Она теперь сначала видела его и переживала теперь все то, что она чувствовала тогда. Она вспомнила продолжительный, грустный, строгий взгляд его при этих словах и поняла значение упрека и отчаяния этого продолжительного взгляда.
«Я согласилась, – говорила себе теперь Наташа, – что было бы ужасно, если б он остался всегда страдающим. Я сказала это тогда так только потому, что для него это было бы ужасно, а он понял это иначе. Он подумал, что это для меня ужасно бы было. Он тогда еще хотел жить – боялся смерти. И я так грубо, глупо сказала ему. Я не думала этого. Я думала совсем другое. Если бы я сказала то, что думала, я бы сказала: пускай бы он умирал, все время умирал бы перед моими глазами, я была бы счастлива в сравнении с тем, что я теперь. Теперь… Ничего, никого нет. Знал ли он это? Нет. Не знал и никогда не узнает. И теперь никогда, никогда уже нельзя поправить этого». И опять он говорил ей те же слова, но теперь в воображении своем Наташа отвечала ему иначе. Она останавливала его и говорила: «Ужасно для вас, но не для меня. Вы знайте, что мне без вас нет ничего в жизни, и страдать с вами для меня лучшее счастие». И он брал ее руку и жал ее так, как он жал ее в тот страшный вечер, за четыре дня перед смертью. И в воображении своем она говорила ему еще другие нежные, любовные речи, которые она могла бы сказать тогда, которые она говорила теперь. «Я люблю тебя… тебя… люблю, люблю…» – говорила она, судорожно сжимая руки, стискивая зубы с ожесточенным усилием.

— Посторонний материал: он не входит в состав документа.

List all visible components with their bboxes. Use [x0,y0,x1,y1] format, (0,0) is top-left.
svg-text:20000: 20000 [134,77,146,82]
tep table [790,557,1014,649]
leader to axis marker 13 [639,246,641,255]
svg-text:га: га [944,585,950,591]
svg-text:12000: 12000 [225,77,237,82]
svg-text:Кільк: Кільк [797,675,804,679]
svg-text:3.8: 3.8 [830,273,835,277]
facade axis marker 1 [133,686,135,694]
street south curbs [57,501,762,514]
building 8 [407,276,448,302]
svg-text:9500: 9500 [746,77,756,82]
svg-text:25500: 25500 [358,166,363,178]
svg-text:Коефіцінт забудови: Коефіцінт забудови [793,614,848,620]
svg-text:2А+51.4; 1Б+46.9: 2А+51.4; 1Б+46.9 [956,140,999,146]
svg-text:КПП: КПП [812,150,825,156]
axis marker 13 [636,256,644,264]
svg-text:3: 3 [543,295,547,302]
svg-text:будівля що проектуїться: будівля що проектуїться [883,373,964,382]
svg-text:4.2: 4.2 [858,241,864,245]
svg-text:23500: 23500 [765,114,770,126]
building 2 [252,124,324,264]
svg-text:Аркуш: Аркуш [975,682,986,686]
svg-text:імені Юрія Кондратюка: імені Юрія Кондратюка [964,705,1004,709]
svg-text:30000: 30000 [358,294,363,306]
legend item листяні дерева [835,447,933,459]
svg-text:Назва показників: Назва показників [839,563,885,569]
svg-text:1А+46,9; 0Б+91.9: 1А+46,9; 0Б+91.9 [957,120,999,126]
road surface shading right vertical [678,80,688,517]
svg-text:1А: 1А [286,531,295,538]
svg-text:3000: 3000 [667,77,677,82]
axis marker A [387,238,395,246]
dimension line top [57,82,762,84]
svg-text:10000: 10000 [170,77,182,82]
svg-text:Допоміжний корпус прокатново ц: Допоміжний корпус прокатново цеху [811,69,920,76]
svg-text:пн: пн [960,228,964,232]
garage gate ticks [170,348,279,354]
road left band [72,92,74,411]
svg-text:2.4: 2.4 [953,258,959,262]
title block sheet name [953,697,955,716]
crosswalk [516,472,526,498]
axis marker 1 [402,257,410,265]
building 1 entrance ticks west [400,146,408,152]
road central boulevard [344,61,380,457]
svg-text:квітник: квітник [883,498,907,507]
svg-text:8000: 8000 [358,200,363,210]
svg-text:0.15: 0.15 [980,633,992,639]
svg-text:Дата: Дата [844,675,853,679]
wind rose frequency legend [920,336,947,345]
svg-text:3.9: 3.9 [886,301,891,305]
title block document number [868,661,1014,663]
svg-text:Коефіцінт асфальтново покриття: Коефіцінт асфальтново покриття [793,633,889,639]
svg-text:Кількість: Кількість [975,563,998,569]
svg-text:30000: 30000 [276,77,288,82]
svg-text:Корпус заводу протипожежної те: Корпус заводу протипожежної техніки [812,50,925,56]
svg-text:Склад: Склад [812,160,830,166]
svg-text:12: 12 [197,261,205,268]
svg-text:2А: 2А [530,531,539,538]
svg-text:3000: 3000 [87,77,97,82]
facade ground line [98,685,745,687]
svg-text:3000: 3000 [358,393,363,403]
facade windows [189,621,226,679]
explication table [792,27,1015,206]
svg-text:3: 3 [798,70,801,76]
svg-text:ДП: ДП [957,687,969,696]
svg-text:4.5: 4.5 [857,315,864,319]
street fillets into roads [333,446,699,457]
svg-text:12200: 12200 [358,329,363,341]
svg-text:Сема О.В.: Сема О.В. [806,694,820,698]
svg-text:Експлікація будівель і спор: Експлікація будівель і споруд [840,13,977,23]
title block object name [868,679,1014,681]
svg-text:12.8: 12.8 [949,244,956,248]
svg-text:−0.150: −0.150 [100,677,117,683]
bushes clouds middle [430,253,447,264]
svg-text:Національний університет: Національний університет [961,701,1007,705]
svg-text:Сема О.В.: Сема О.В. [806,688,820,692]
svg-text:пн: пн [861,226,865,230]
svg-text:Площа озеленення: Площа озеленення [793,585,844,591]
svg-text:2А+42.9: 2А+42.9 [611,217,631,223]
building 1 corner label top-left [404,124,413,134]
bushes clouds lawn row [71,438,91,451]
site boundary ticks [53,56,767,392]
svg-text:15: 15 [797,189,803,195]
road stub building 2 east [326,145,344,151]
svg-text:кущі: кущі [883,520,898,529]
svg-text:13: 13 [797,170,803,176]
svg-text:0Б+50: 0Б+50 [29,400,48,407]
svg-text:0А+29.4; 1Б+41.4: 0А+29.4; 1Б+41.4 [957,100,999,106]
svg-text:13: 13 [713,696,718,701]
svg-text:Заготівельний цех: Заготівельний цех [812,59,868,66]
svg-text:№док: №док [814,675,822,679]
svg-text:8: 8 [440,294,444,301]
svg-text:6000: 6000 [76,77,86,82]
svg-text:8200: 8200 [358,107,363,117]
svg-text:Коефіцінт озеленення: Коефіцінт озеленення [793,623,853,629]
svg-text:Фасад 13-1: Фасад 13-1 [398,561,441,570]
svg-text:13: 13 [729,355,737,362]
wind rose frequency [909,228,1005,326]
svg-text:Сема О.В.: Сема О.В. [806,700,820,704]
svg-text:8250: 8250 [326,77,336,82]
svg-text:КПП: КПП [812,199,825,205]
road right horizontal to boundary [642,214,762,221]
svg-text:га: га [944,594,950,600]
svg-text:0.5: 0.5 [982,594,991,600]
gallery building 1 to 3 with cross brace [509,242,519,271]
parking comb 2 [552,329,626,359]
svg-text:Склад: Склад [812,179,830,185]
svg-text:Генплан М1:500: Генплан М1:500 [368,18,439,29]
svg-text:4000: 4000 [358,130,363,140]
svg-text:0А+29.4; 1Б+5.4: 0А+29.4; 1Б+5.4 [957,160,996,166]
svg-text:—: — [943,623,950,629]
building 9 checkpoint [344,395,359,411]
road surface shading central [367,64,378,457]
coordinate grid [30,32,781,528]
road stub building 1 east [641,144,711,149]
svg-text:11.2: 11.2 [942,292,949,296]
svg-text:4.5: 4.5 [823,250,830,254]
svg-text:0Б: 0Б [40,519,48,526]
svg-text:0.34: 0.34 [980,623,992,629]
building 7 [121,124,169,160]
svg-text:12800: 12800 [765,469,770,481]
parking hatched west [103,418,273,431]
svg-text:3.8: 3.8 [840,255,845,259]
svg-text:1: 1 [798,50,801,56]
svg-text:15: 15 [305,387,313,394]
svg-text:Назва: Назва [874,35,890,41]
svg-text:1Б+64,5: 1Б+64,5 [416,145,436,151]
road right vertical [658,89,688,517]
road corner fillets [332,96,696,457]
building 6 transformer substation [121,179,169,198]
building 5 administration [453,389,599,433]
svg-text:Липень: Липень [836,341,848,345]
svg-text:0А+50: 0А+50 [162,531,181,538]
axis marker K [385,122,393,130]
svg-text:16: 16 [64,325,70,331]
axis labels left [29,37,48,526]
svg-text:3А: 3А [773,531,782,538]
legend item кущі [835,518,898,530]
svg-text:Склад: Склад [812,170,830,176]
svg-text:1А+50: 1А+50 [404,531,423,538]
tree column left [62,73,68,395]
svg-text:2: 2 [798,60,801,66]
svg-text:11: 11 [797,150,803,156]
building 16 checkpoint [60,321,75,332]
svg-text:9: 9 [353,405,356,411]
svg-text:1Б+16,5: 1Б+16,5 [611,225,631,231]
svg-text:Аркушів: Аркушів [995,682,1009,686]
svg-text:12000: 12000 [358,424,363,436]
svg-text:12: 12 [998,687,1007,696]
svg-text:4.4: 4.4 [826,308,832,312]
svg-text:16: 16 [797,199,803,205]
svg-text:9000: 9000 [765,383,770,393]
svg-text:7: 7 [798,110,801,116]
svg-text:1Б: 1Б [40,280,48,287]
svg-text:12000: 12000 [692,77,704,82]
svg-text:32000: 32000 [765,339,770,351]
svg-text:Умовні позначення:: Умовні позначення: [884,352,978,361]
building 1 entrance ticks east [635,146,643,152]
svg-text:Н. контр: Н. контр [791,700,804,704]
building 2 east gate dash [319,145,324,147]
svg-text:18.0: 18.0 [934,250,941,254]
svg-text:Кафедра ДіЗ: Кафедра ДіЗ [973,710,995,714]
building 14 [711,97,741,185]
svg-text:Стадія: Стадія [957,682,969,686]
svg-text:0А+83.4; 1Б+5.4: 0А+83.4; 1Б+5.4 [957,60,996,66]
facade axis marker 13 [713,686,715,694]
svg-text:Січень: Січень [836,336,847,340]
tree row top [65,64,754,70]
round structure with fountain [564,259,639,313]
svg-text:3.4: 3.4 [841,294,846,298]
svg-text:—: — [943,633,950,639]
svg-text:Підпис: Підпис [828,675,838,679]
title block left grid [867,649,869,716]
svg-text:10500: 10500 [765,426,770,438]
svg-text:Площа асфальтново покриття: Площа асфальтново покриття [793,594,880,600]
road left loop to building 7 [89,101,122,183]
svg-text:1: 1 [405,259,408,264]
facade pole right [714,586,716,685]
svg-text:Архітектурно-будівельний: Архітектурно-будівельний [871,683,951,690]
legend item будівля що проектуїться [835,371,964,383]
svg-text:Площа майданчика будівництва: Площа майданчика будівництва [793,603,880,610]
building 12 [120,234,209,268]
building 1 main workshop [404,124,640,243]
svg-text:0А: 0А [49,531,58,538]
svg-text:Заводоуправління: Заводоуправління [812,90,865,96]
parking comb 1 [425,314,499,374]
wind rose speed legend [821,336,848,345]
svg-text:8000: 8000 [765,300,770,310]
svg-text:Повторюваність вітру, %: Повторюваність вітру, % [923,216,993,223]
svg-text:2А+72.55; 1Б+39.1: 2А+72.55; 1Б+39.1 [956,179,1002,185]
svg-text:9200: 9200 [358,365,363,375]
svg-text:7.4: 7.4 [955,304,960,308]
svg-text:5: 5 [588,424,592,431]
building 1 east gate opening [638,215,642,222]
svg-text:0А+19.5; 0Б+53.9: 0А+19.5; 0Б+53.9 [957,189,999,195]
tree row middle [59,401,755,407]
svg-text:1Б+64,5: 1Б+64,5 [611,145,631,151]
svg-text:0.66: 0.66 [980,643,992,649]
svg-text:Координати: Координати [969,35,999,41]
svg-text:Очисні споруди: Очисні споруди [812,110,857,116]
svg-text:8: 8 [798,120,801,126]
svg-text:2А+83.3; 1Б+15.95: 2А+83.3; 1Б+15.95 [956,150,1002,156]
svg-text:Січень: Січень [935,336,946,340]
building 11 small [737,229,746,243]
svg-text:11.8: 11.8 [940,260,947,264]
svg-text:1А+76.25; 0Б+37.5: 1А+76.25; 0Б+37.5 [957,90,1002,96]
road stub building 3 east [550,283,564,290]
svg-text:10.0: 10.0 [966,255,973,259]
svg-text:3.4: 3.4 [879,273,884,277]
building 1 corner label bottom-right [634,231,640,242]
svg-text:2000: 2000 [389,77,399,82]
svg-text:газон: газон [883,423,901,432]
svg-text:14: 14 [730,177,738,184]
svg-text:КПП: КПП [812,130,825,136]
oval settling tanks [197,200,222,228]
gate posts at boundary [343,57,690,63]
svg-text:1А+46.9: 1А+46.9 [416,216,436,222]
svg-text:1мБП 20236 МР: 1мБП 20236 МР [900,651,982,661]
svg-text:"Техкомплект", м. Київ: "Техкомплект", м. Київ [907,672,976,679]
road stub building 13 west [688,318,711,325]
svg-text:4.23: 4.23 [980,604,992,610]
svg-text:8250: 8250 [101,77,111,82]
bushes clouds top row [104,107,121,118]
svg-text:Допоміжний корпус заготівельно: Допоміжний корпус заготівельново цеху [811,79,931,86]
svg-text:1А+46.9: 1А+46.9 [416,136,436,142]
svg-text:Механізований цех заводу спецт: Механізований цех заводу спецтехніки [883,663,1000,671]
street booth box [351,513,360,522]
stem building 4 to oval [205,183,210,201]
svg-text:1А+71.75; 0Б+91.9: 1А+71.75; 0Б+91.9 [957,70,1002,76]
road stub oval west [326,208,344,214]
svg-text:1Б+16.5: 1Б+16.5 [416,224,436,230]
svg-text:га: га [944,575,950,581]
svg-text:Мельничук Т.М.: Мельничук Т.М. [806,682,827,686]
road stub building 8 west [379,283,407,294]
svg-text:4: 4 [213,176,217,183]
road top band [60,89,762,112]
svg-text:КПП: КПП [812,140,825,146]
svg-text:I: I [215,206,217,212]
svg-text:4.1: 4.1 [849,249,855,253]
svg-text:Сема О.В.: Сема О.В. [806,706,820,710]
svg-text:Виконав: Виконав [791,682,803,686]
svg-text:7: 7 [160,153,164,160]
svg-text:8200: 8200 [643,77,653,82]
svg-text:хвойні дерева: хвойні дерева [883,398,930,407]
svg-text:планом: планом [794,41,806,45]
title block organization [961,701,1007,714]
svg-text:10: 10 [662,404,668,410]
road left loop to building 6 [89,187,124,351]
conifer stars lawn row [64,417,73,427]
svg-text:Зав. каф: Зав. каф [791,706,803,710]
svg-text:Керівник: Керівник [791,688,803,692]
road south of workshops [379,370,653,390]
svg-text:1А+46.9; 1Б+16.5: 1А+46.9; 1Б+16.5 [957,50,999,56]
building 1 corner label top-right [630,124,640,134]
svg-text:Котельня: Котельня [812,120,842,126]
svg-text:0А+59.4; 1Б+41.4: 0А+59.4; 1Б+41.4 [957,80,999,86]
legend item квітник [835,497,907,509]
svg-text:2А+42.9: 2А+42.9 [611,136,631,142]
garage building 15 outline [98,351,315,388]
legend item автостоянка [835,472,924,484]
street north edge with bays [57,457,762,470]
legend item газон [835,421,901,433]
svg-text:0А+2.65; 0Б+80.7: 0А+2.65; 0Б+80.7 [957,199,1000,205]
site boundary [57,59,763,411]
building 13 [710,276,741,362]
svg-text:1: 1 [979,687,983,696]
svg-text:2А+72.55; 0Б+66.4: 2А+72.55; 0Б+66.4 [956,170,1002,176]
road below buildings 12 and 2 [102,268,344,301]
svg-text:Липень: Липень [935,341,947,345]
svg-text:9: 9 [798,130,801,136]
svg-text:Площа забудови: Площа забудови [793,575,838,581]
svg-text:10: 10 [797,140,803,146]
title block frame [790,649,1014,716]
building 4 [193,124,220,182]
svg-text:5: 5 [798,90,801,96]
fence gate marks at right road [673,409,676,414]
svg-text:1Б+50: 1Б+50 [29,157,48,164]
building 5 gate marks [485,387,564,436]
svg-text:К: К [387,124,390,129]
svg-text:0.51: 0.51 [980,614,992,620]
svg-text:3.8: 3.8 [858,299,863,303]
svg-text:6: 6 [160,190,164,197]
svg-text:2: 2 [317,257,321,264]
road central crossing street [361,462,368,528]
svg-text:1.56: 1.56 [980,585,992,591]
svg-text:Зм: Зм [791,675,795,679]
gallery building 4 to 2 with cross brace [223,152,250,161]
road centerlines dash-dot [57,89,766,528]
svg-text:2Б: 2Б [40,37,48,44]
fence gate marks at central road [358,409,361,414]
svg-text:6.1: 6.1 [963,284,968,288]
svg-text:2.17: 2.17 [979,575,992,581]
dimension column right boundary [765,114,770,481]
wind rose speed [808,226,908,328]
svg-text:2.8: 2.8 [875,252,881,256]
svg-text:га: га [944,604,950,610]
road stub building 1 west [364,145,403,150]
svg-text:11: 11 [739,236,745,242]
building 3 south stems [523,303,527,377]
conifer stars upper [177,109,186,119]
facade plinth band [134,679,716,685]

И сладкое горе охватывало ее, и слезы уже выступали в глаза, но вдруг она спрашивала себя: кому она говорит это? Где он и кто он теперь? И опять все застилалось сухим, жестким недоумением, и опять, напряженно сдвинув брови, она вглядывалась туда, где он был. И вот, вот, ей казалось, она проникает тайну… Но в ту минуту, как уж ей открывалось, казалось, непонятное, громкий стук ручки замка двери болезненно поразил ее слух. Быстро и неосторожно, с испуганным, незанятым ею выражением лица, в комнату вошла горничная Дуняша.